Liam Byrne: ‘Funding system combines worst of a free-for-all and a money pit’

March 31, 2014

The last few days have seen much speculation about Labour’s position on the financing of higher education.

We will set out our plans in due course but Ed Miliband has articulated a clear direction of travel on this: a core goal must be to bring down the levels of debt cancellation that are making the current system unsustainable.

That’s what we’ve taken from the revelations of the last two weeks - revelations that have driven a coach and horses through the government’s higher education policies and raised concerns for students, taxpayers and vice-chancellors alike.

First was the response to a Parliamentary question I tabled on student loan repayments.

It now emerges that the government expects the write-off of student loans to rise so high that the new system of £9,000 tuition fees is nearing the point at which it will cost the taxpayer more than the one it replaced.

A surge of speculation followed that student fees might have to rise higher still. In the Commons, the deputy prime minister Nick Clegg said that there was no case for such a rise, but in the TV studio David Willetts was telling a different story.

After an interview with the universities minister, Cathy Newman of Channel 4 News reported:  “As David Willetts was leaving the studio, I suggested it sounded like another tuition fees rise was on the way. ‘Could be’ was his response.”

In the Commons, Mr Clegg argued that the amount students would pay back each month was less than under the old system. He did not mention that, according to research conducted by the House of Commons Library, the average student today won’t pay their loans back for years, meaning they’ll by approaching 50 before they are free from the debt burden. In stark contrast, it was estimated that for students starting after 2006-07 the average Student Loan would take 11 years to repay for men and 16 years for women.

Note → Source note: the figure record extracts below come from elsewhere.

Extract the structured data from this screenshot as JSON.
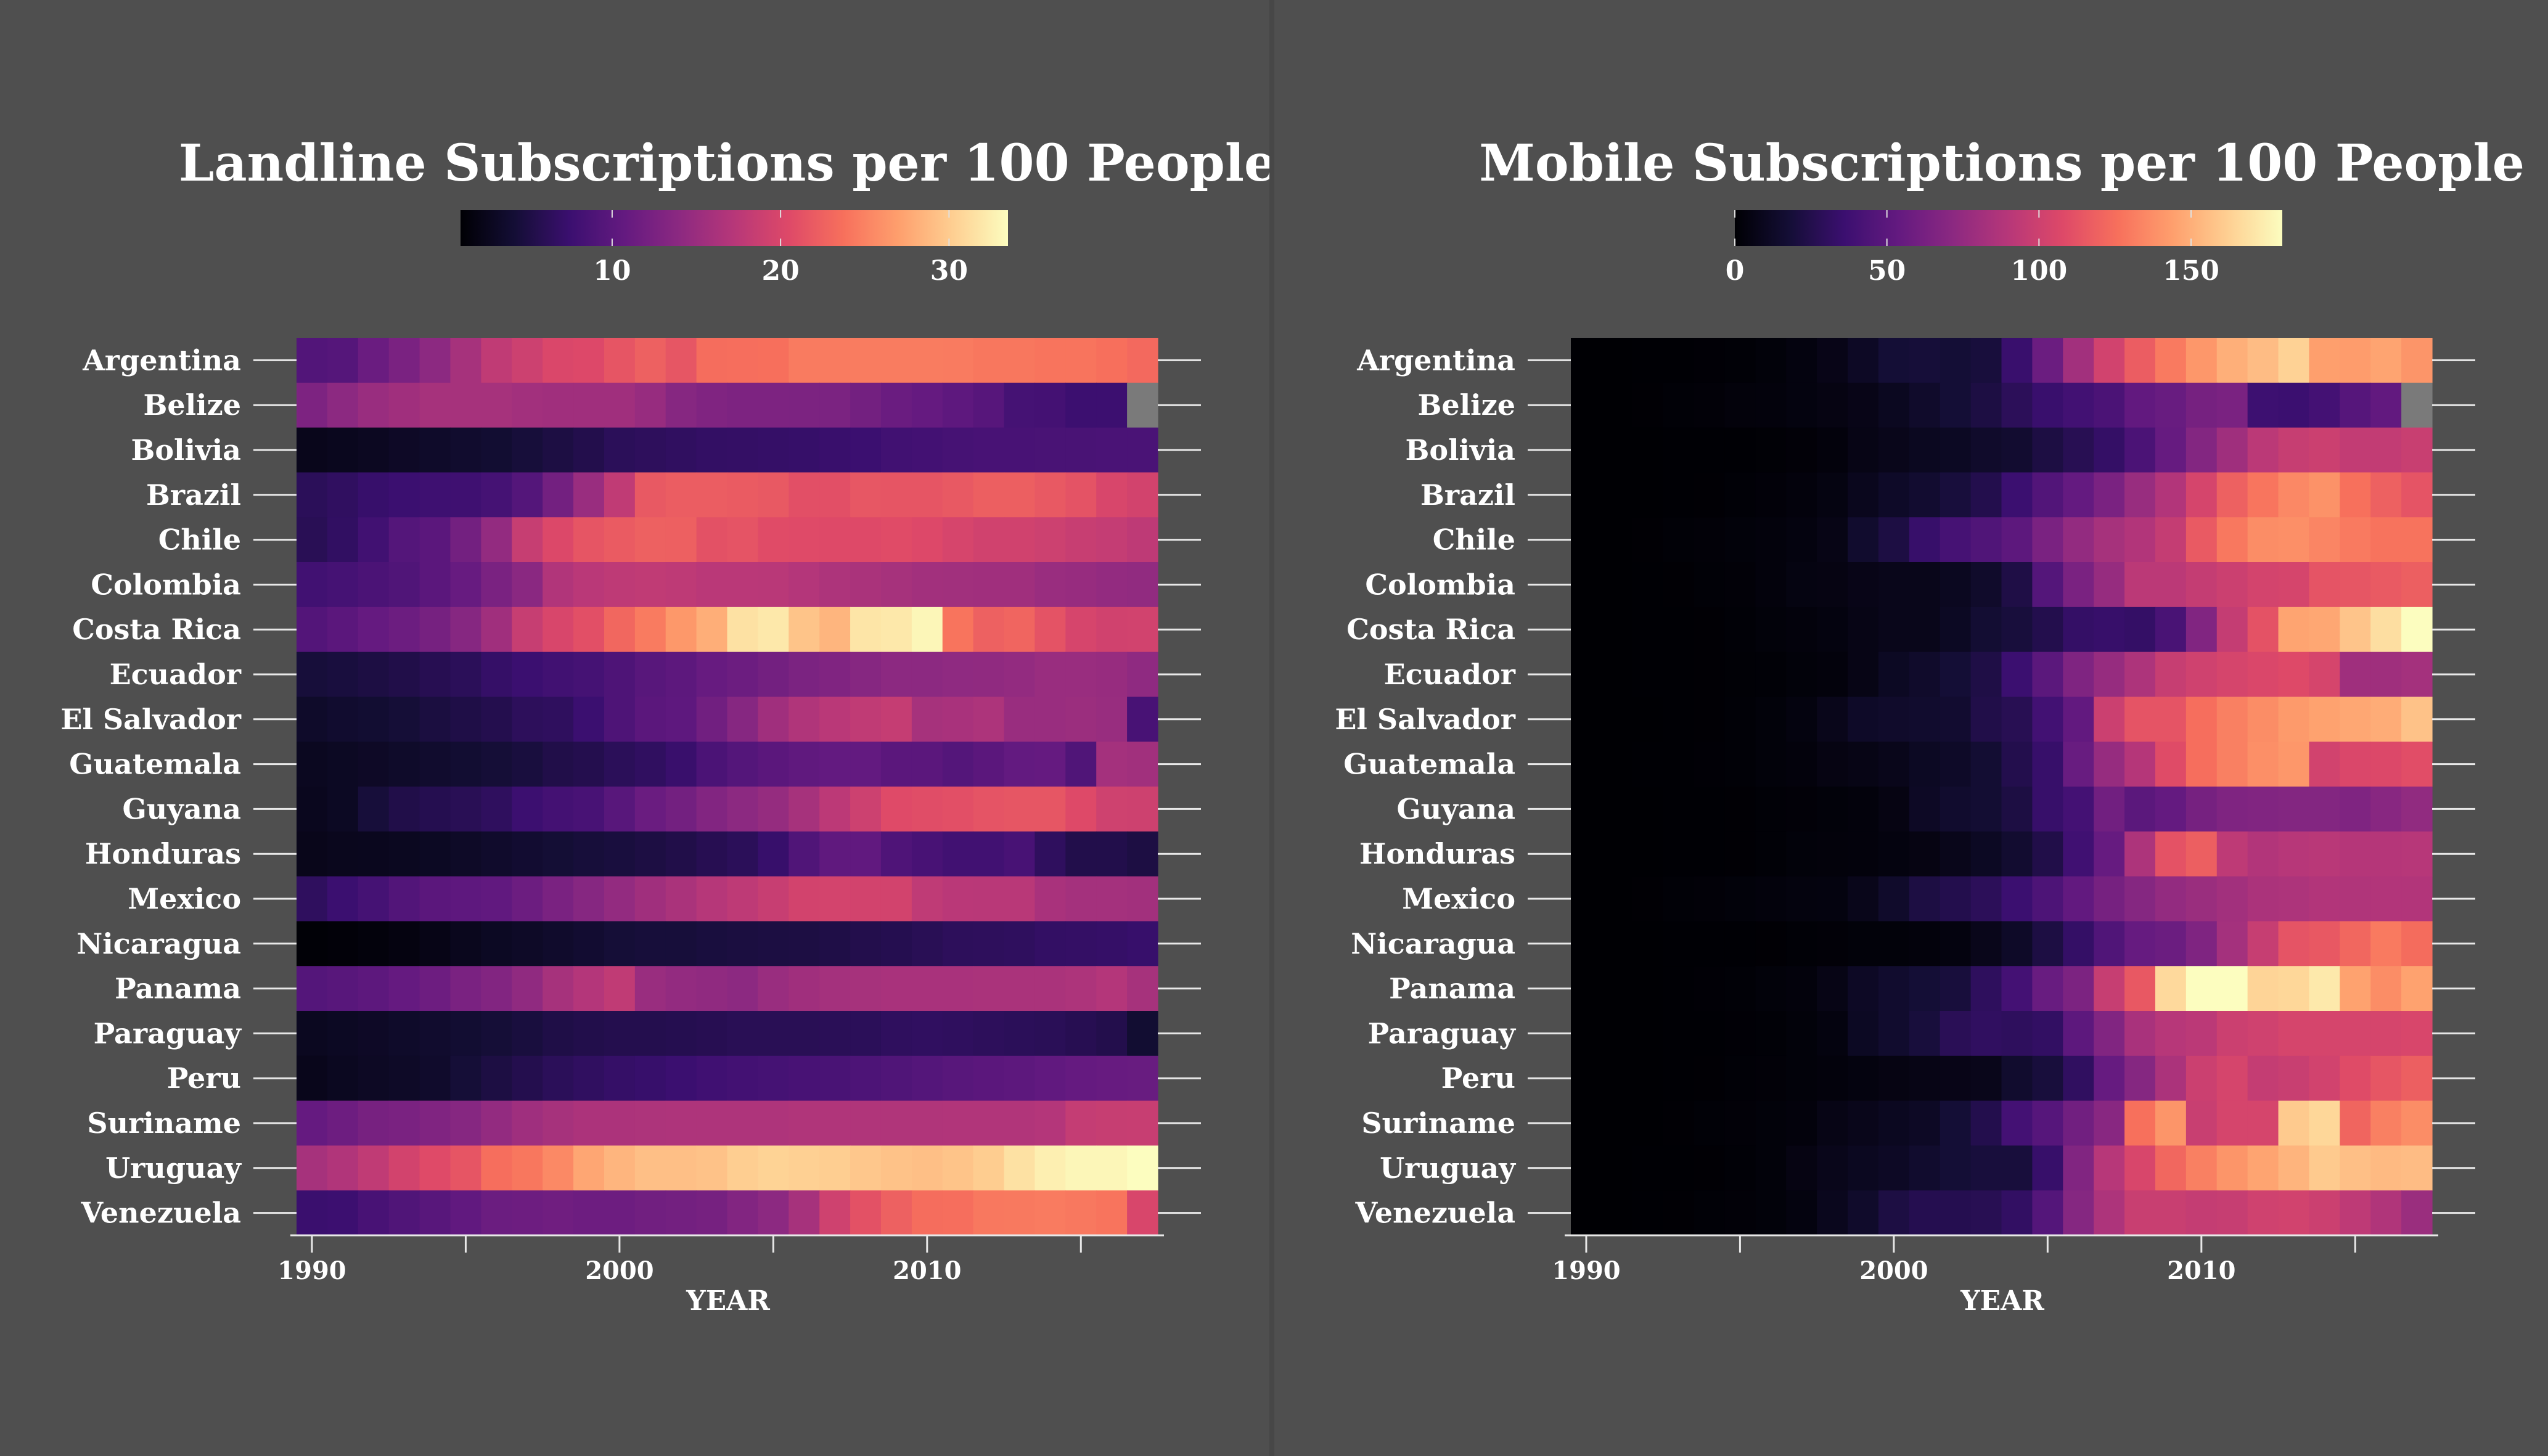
{
  "colors": {
    "background": "#4f4f4f",
    "missing": "#7a7a7a",
    "text": "#ffffff",
    "axis": "#e8e8e8"
  },
  "chart_data": [
    {
      "type": "heatmap",
      "title": "Landline Subscriptions per 100 People",
      "xlabel": "YEAR",
      "colormap": "magma",
      "color_range": [
        1,
        33.5
      ],
      "colorbar_ticks": [
        10,
        20,
        30
      ],
      "x_tick_labels": [
        1990,
        2000,
        2010
      ],
      "x": [
        1990,
        1991,
        1992,
        1993,
        1994,
        1995,
        1996,
        1997,
        1998,
        1999,
        2000,
        2001,
        2002,
        2003,
        2004,
        2005,
        2006,
        2007,
        2008,
        2009,
        2010,
        2011,
        2012,
        2013,
        2014,
        2015,
        2016,
        2017
      ],
      "y": [
        "Argentina",
        "Belize",
        "Bolivia",
        "Brazil",
        "Chile",
        "Colombia",
        "Costa Rica",
        "Ecuador",
        "El Salvador",
        "Guatemala",
        "Guyana",
        "Honduras",
        "Mexico",
        "Nicaragua",
        "Panama",
        "Paraguay",
        "Peru",
        "Suriname",
        "Uruguay",
        "Venezuela"
      ],
      "z": [
        [
          9.3,
          9.6,
          11.2,
          12.5,
          14,
          16,
          18,
          19,
          20.2,
          20.4,
          21.5,
          22.5,
          21.6,
          23.5,
          23.6,
          23.7,
          24.5,
          24.5,
          24.6,
          24.6,
          24.6,
          24.5,
          24.2,
          24.2,
          24,
          24,
          23.7,
          23.2
        ],
        [
          12.8,
          14,
          15,
          15.5,
          16,
          16,
          16,
          15.7,
          15.5,
          15.5,
          15.5,
          14.8,
          13.5,
          13,
          12.8,
          12.8,
          12.7,
          12.6,
          12,
          11.2,
          10.8,
          10.3,
          9.7,
          8.3,
          8.2,
          7.6,
          7.6,
          null
        ],
        [
          2.5,
          2.7,
          2.9,
          3.2,
          3.5,
          3.7,
          4,
          4.5,
          5,
          5.5,
          6.2,
          6.4,
          6.6,
          6.8,
          6.9,
          7,
          7.1,
          7.3,
          7.5,
          8,
          8.1,
          8.4,
          8.5,
          8.5,
          8.6,
          8.6,
          8.7,
          8.7
        ],
        [
          6.2,
          6.6,
          7.2,
          7.5,
          7.7,
          7.8,
          8.3,
          9.5,
          12,
          15,
          18,
          21.8,
          22.2,
          22.2,
          22,
          21.8,
          21,
          21,
          21.7,
          21.5,
          21.5,
          21.8,
          22.3,
          22.3,
          21.8,
          21.3,
          20,
          19.5
        ],
        [
          6,
          6.7,
          8,
          9.5,
          10,
          12,
          14.5,
          18.5,
          20.3,
          21.5,
          22,
          22.5,
          22.4,
          21.2,
          21.4,
          20.7,
          20.6,
          20.5,
          20.5,
          20.7,
          20.4,
          19.8,
          19.3,
          19.3,
          19,
          18.6,
          18.3,
          17.8
        ],
        [
          8,
          8.3,
          8.8,
          9.2,
          10,
          11,
          12.5,
          13.8,
          16.8,
          17.5,
          17.8,
          18,
          17.8,
          17.5,
          17.5,
          17.4,
          17,
          16.5,
          16.3,
          16,
          15.7,
          15.6,
          15.5,
          15.5,
          15,
          14.8,
          14.5,
          14.4
        ],
        [
          9.4,
          10,
          10.8,
          11.4,
          12.2,
          13.5,
          15.5,
          18.5,
          20,
          21,
          23,
          24.5,
          26.5,
          28,
          31.5,
          32,
          29.5,
          28.5,
          31.8,
          32,
          33,
          24,
          22.5,
          22.8,
          21.3,
          19.8,
          19.3,
          19.4
        ],
        [
          4.5,
          4.7,
          5,
          5.3,
          5.8,
          6.2,
          7,
          7.5,
          8,
          8.3,
          9,
          9.8,
          10.2,
          11,
          11.4,
          12,
          12.6,
          13,
          13.5,
          14,
          14,
          14.2,
          14.3,
          14.5,
          15,
          15,
          14.8,
          14.2
        ],
        [
          3.5,
          3.8,
          4,
          4.3,
          4.8,
          5.2,
          5.6,
          6.3,
          6.5,
          7.5,
          9,
          10,
          10.3,
          11.8,
          13.5,
          15.5,
          16.7,
          17.5,
          18,
          18.4,
          16,
          16.2,
          16.5,
          15,
          15,
          15.1,
          14.9,
          8.5
        ],
        [
          2.8,
          3,
          3.2,
          3.5,
          3.7,
          4,
          4.3,
          4.7,
          5.3,
          5.6,
          6.2,
          6.6,
          7.3,
          8.8,
          9.5,
          10,
          10.4,
          10.7,
          10.7,
          10,
          10,
          9.5,
          10,
          10.7,
          10.8,
          9.2,
          15.8,
          15.6
        ],
        [
          2.7,
          3,
          4.5,
          5.3,
          5.7,
          6,
          6.5,
          7.6,
          8.2,
          8.5,
          9.8,
          11.2,
          12,
          13.2,
          14,
          14.7,
          16,
          17.7,
          19,
          20.6,
          20.8,
          21,
          21.4,
          21.6,
          21.6,
          20.5,
          19.2,
          19.1
        ],
        [
          2.4,
          2.6,
          2.7,
          2.8,
          3,
          3.3,
          3.6,
          3.9,
          4.2,
          4.5,
          4.7,
          5,
          5.3,
          5.8,
          6.2,
          7.2,
          9.2,
          10.4,
          10.5,
          9.1,
          8.5,
          8,
          8,
          8.5,
          6.5,
          5.4,
          5.4,
          5
        ],
        [
          6.5,
          7.5,
          8.3,
          9.3,
          10,
          10.3,
          10.5,
          11.4,
          12.5,
          13.5,
          14.5,
          15.5,
          16.3,
          17.2,
          17.8,
          18.6,
          19.5,
          19.6,
          19.5,
          19.5,
          17.9,
          17.5,
          17.4,
          17.4,
          16.2,
          15.8,
          15.8,
          15.7
        ],
        [
          1.2,
          1.3,
          1.5,
          1.8,
          2.2,
          2.6,
          3,
          3.3,
          3.6,
          3.9,
          4.3,
          4.5,
          4.5,
          4.7,
          4.8,
          4.9,
          5,
          5.2,
          5.5,
          5.7,
          6,
          6.3,
          6.4,
          6.5,
          6.8,
          6.9,
          7,
          7.2
        ],
        [
          9.5,
          9.8,
          10.2,
          10.8,
          11.5,
          12.5,
          13.2,
          14.3,
          16,
          17,
          18,
          15,
          14.5,
          14.3,
          14,
          15,
          15.5,
          15.8,
          16,
          16.2,
          16.2,
          16.2,
          16.3,
          16.3,
          16.3,
          16.5,
          17,
          16
        ],
        [
          2.8,
          3,
          3.2,
          3.5,
          3.7,
          4,
          4.3,
          4.7,
          5.2,
          5.4,
          5.6,
          5.6,
          5.7,
          5.8,
          6,
          6,
          6,
          6.1,
          6.2,
          6.5,
          6.6,
          6.5,
          6.3,
          6.2,
          6.1,
          5.8,
          5.5,
          4
        ],
        [
          2.5,
          2.8,
          3.1,
          3.3,
          3.6,
          4.3,
          5,
          5.6,
          6.2,
          6.6,
          7,
          7.2,
          7.5,
          7.9,
          8.1,
          8.3,
          8.5,
          8.6,
          8.9,
          9.2,
          9.5,
          9.8,
          10,
          10.2,
          10.5,
          10.8,
          11,
          11.1
        ],
        [
          10.8,
          11.5,
          12.3,
          12.5,
          13,
          13.5,
          14.5,
          15.4,
          16,
          16.4,
          16.4,
          16.5,
          16.6,
          16.6,
          16.6,
          16.6,
          16.7,
          16.7,
          16.7,
          16.7,
          16.7,
          16.8,
          16.8,
          16.8,
          17,
          18.3,
          18.5,
          18.6
        ],
        [
          16,
          16.8,
          18,
          19.5,
          20.6,
          21.5,
          23.6,
          24.2,
          25.5,
          27.5,
          28.5,
          29.2,
          29.2,
          29.4,
          30.2,
          30.5,
          30.3,
          30.2,
          29.7,
          29.4,
          29.2,
          29.5,
          30.1,
          31.5,
          32.5,
          33,
          33,
          33.5
        ],
        [
          7.4,
          7.6,
          8.5,
          9.2,
          9.8,
          10.5,
          11.3,
          11.5,
          11.7,
          11.5,
          11.5,
          11.8,
          12,
          12.2,
          13.2,
          14,
          16,
          19.2,
          21.2,
          22.5,
          23.5,
          23.6,
          24.3,
          24.4,
          24.5,
          24.3,
          24,
          20
        ]
      ]
    },
    {
      "type": "heatmap",
      "title": "Mobile Subscriptions per 100 People",
      "xlabel": "YEAR",
      "colormap": "magma",
      "color_range": [
        0,
        180
      ],
      "colorbar_ticks": [
        0,
        50,
        100,
        150
      ],
      "x_tick_labels": [
        1990,
        2000,
        2010
      ],
      "x": [
        1990,
        1991,
        1992,
        1993,
        1994,
        1995,
        1996,
        1997,
        1998,
        1999,
        2000,
        2001,
        2002,
        2003,
        2004,
        2005,
        2006,
        2007,
        2008,
        2009,
        2010,
        2011,
        2012,
        2013,
        2014,
        2015,
        2016,
        2017
      ],
      "y": [
        "Argentina",
        "Belize",
        "Bolivia",
        "Brazil",
        "Chile",
        "Colombia",
        "Costa Rica",
        "Ecuador",
        "El Salvador",
        "Guatemala",
        "Guyana",
        "Honduras",
        "Mexico",
        "Nicaragua",
        "Panama",
        "Paraguay",
        "Peru",
        "Suriname",
        "Uruguay",
        "Venezuela"
      ],
      "z": [
        [
          0,
          0,
          0.2,
          0.3,
          0.6,
          1,
          2,
          4,
          7,
          12,
          18,
          19,
          18,
          20,
          35,
          57,
          81,
          102,
          117,
          130,
          141,
          150,
          155,
          163,
          144,
          143,
          146,
          140
        ],
        [
          0,
          0,
          0.5,
          1,
          1.5,
          2.5,
          3,
          4,
          5,
          7,
          10,
          14,
          18,
          22,
          29,
          35,
          39,
          43,
          53,
          56,
          62,
          64,
          37,
          36,
          40,
          48,
          53,
          null
        ],
        [
          0,
          0,
          0.1,
          0.2,
          0.3,
          0.4,
          0.8,
          1.5,
          3,
          6,
          8,
          10,
          11,
          14,
          16,
          22,
          27,
          33,
          43,
          55,
          68,
          80,
          92,
          97,
          99,
          95,
          95,
          98
        ],
        [
          0,
          0,
          0.1,
          0.2,
          0.5,
          1,
          1.8,
          3,
          4.5,
          9,
          13,
          16,
          20,
          25,
          36,
          46,
          54,
          64,
          77,
          88,
          104,
          119,
          128,
          135,
          139,
          126,
          119,
          113
        ],
        [
          0,
          0,
          0.5,
          1,
          1.5,
          2,
          3,
          4,
          6,
          15,
          22,
          34,
          41,
          45,
          51,
          64,
          75,
          83,
          88,
          96,
          116,
          129,
          137,
          138,
          134,
          130,
          127,
          127
        ],
        [
          0,
          0,
          0.2,
          0.5,
          1,
          1.5,
          3,
          4.5,
          5,
          7,
          8,
          8,
          10,
          14,
          23,
          47,
          64,
          76,
          92,
          92,
          96,
          99,
          103,
          104,
          113,
          114,
          116,
          118
        ],
        [
          0,
          0.1,
          0.2,
          0.3,
          0.5,
          1,
          2,
          3,
          4,
          6,
          8,
          8,
          11,
          17,
          20,
          25,
          33,
          34,
          33,
          42,
          67,
          96,
          112,
          146,
          147,
          158,
          168,
          180
        ],
        [
          0,
          0,
          0.2,
          0.4,
          0.5,
          0.8,
          1,
          2,
          3,
          6,
          11,
          14,
          18,
          23,
          36,
          50,
          66,
          76,
          86,
          97,
          101,
          104,
          106,
          108,
          104,
          80,
          80,
          82
        ],
        [
          0,
          0,
          0.1,
          0.3,
          0.5,
          1,
          2,
          4,
          8,
          13,
          14,
          15,
          16,
          24,
          27,
          39,
          53,
          99,
          113,
          113,
          125,
          132,
          137,
          142,
          145,
          147,
          149,
          157
        ],
        [
          0,
          0,
          0.2,
          0.3,
          0.6,
          1,
          2,
          3,
          5,
          6,
          8,
          11,
          13,
          17,
          25,
          34,
          56,
          76,
          89,
          109,
          125,
          132,
          138,
          141,
          102,
          106,
          107,
          110
        ],
        [
          0,
          0,
          0.1,
          0.2,
          0.3,
          0.5,
          1,
          1.5,
          2,
          3,
          5,
          12,
          15,
          17,
          22,
          34,
          40,
          60,
          50,
          54,
          62,
          66,
          67,
          68,
          68,
          66,
          70,
          74
        ],
        [
          0,
          0,
          0.1,
          0.2,
          0.3,
          0.5,
          1,
          2,
          2.5,
          3,
          4,
          5,
          8,
          11,
          16,
          24,
          38,
          55,
          86,
          112,
          118,
          93,
          88,
          90,
          91,
          89,
          89,
          90
        ],
        [
          0,
          0,
          0.5,
          1,
          1.5,
          2,
          3,
          3.5,
          4,
          8,
          14,
          22,
          25,
          29,
          36,
          44,
          53,
          62,
          69,
          75,
          78,
          81,
          85,
          86,
          88,
          87,
          88,
          88
        ],
        [
          0,
          0,
          0.1,
          0.2,
          0.3,
          0.4,
          0.5,
          1,
          1.5,
          2,
          2,
          3,
          4,
          8,
          13,
          22,
          33,
          45,
          55,
          57,
          66,
          82,
          97,
          113,
          115,
          122,
          130,
          124
        ],
        [
          0,
          0,
          0.1,
          0.3,
          0.6,
          1,
          2,
          3,
          6,
          12,
          15,
          18,
          20,
          30,
          40,
          56,
          65,
          97,
          115,
          166,
          185,
          190,
          164,
          165,
          172,
          145,
          137,
          145
        ],
        [
          0,
          0,
          0.1,
          0.2,
          0.4,
          0.6,
          1,
          2,
          4,
          11,
          15,
          20,
          28,
          31,
          30,
          32,
          51,
          67,
          84,
          90,
          92,
          99,
          101,
          104,
          104,
          104,
          104,
          105
        ],
        [
          0,
          0,
          0.1,
          0.2,
          0.5,
          1,
          1.5,
          2,
          3,
          4,
          5,
          6,
          7,
          8,
          15,
          20,
          31,
          55,
          69,
          85,
          99,
          104,
          96,
          98,
          102,
          109,
          114,
          118
        ],
        [
          0,
          0,
          0.1,
          0.5,
          1,
          1.5,
          2,
          3,
          6,
          8,
          10,
          12,
          18,
          25,
          40,
          48,
          60,
          70,
          126,
          140,
          98,
          104,
          104,
          160,
          165,
          121,
          132,
          137
        ],
        [
          0,
          0,
          0.2,
          0.3,
          0.5,
          1,
          2,
          5,
          8,
          10,
          12,
          15,
          18,
          20,
          20,
          34,
          67,
          90,
          105,
          122,
          132,
          140,
          146,
          152,
          160,
          156,
          154,
          155
        ],
        [
          0,
          0,
          0.2,
          0.5,
          1,
          1.5,
          2,
          4,
          9,
          14,
          22,
          26,
          26,
          27,
          32,
          47,
          69,
          86,
          98,
          98,
          96,
          97,
          101,
          102,
          99,
          93,
          87,
          78
        ]
      ]
    }
  ]
}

Last week a fresh batch of answers arrived to my parliamentary questions on the scale of taxpayer support now received by private providers. The sheer size of the subsidy surprised everyone. Nearly £1 billion of publicly-funded loans and maintenance grants are now flowing through students to private providers.

However, what really surprised me was the fact that that the government has no idea about the level of profit these private providers are now making.

In another parliamentary answer, Mr Willetts said: “The Department [for Business, Innovation and Skills] has not made an assessment of the level of profits made by for-profit alternative providers with courses of higher education that are designated for student support”.

Even worse, it turns out that the government doesn’t even check whether a college is profitable or charitable before it agrees loan support.

A further answer saw Mr Willetts admit: “In assessing students’ eligibility for student loans, [BIS] does not distinguish between those alternative learning providers that operate on a commercial for-profit basis, and those that do not. The information requested is not available.”

Just to round it off, he underlined: “The department has no plans to regulate the profitability of alternative providers with courses of higher education designated for student support.”

You heard it: no plans. None.

Together these revelations have profound implications for the future. Not so long ago, many in the university sector told me that removing the cap on student numbers into the next Parliament was a vote winner for the Tories. But now it’s clear that what is proposed is a system that combines the worst aspects of a free-for-all and a money pit.

It may not be a fashionable view, but I believe public universities do a brilliant job. The system of higher education that emerged in the 1960s, with a national admissions system and a national grant regime ensured that today we enjoy world-class university system.

It’s diverse, it’s competitive in a way that encourages innovation in research and teaching, it recognises the public benefit of higher education, and it delivers high standards. It’s also highly efficient. We should be very proud of it.

What is not clear to me, however, is how it is good for public universities to maintain a system where half of the new money earmarked for expansion is locked up in an a third-party account to provide for loan write-offs, and where there is zero control of how much is creamed-off in profit by a hungry private sector. I look forward to hearing the arguments in favour.

With this is mind, it’s very welcome that Universities UK is grasping the nettle and seeking to maximise cross-party consensus on a new way forward. I very much look forward to joining those talks and, to help kick-start the conversation, I plan to set out the principles which I think should guide us. These will be principles deeply rooted in our history and academic traditions, but more importantly they’ll give us a sense of the future in a world turning East - a world where technology is moving faster than ever, and where we in Britain need new answers to help us, collectively, to earn our way to a better standard of living.

It won’t be Robbins Revisited.  It will be Robbins Rebooted.